Example: Coming back to our car example, it is nice that we defined the 4-wheel requirement and we provided the wheels to the assembly line and we provided detailed instructions on what to do with those wheels. But can we be sure that each car will end up with 4 wheels as specified? Probably not. Imagine one of the assembly workers had a bad day and his mind is somewhere else and he simply forgets to attach one of the wheels. We all have bad days sometimes and sh… happens. So we better establish a checkpoint, which checks the car before delivery if there are really 4 wheels attached as specified. If not, we have a chance now to correct that mistake before we deliver that car to a customer.
Quality Assurance
Quality Assurance (QA) is the sum of all planned and systematic actions necessary to provide sufficient reliability so that a service or product will meet the specified requirements.

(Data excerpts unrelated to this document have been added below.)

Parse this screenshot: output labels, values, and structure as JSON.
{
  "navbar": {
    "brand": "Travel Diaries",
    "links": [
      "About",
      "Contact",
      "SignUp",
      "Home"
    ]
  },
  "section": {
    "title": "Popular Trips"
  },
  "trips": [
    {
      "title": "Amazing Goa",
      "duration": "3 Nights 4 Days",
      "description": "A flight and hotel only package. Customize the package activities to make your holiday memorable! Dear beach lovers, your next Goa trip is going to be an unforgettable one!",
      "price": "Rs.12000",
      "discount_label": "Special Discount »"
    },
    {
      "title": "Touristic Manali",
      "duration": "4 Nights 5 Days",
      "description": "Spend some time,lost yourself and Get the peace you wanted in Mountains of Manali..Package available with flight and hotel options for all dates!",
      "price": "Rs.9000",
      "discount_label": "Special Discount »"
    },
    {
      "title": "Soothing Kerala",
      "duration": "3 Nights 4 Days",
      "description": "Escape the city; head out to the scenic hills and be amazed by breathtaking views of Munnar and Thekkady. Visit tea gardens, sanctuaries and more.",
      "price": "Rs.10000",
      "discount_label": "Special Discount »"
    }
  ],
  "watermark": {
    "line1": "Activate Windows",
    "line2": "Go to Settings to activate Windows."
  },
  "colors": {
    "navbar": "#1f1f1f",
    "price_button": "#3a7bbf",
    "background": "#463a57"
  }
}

In short, do all you can to make your product a good one. So everything done under Quality Control fits that definition, hence QC is a subset of QA. But what else is part of QA? Imagine your QC is quite good and you find and correct many issues. So far so good for defect identification, but you grow tired of being so reactive and you would like to avoid those issues coming into your product in the first place.
That’s where the second part of QA comes into the picture. Defect prevention means avoiding that issues have to be found and corrected later on. The solution is simple: Find issues early and fix them early and if possible, don’t introduce them at all. And there are many ways to do that.
Example: Again our car example. What if the assembly line worker would not be able to move to the next car until all 4 wheels are attached? What if the next 4 wheels for the next car wouldn’t be available until the previous car has all 4 wheels attached properly? This way it would be impossible to end up with a 3-wheel car later on in the QC phase. This way we would prevent the 3-wheels-only-issue.
Quality Improvement
Quality Improvement is the intentional and purposeful change of processes in order to improve the confidence or reliability of the outcome of those processes.
If things are going well, don’t stop improving. If you settle for good, you’ll never be excellent and there is always something, which can be improved to become more effective, more efficient, and more productive.
Example: You made sure that the four wheels are mounted to each car successfully and without any quality issues later on. You could be okay with that state of your process. or could analyze if there is more to improve. E.g. you could reduce the time to mount all 4 wheels from 5 minutes to 4 minutes, just by placing the 4 wheels and corresponding tools in a more efficient way before you start.
Quality Engineering
Quality Engineering (QE) is the management, development, operation, and maintenance of IT systems and enterprise architectures with a high-quality standard.
What does this mean? It means basically that you need proper IT systems to be successful on your quality journey. For example, a proper build system helps you to build faster and to detect build issues earlier. Or an artifact repository helps you reduce build times by storing unchanged binaries to be reused. Or a proper CI setup will help you to avoid somebody merging faulty code into your master branch.
In short, the proper tooling setup will save your ass multiple times.
Example: Your car production assembly line is running fine if there weren’t those unnecessary pauses when the to-be-mounted wheels are not in time at the assembly station in case the wheel stock runs low. A proper software, which displays the number of wheels in stock and reorders wheels when running low soon, will help you to avoid those pauses.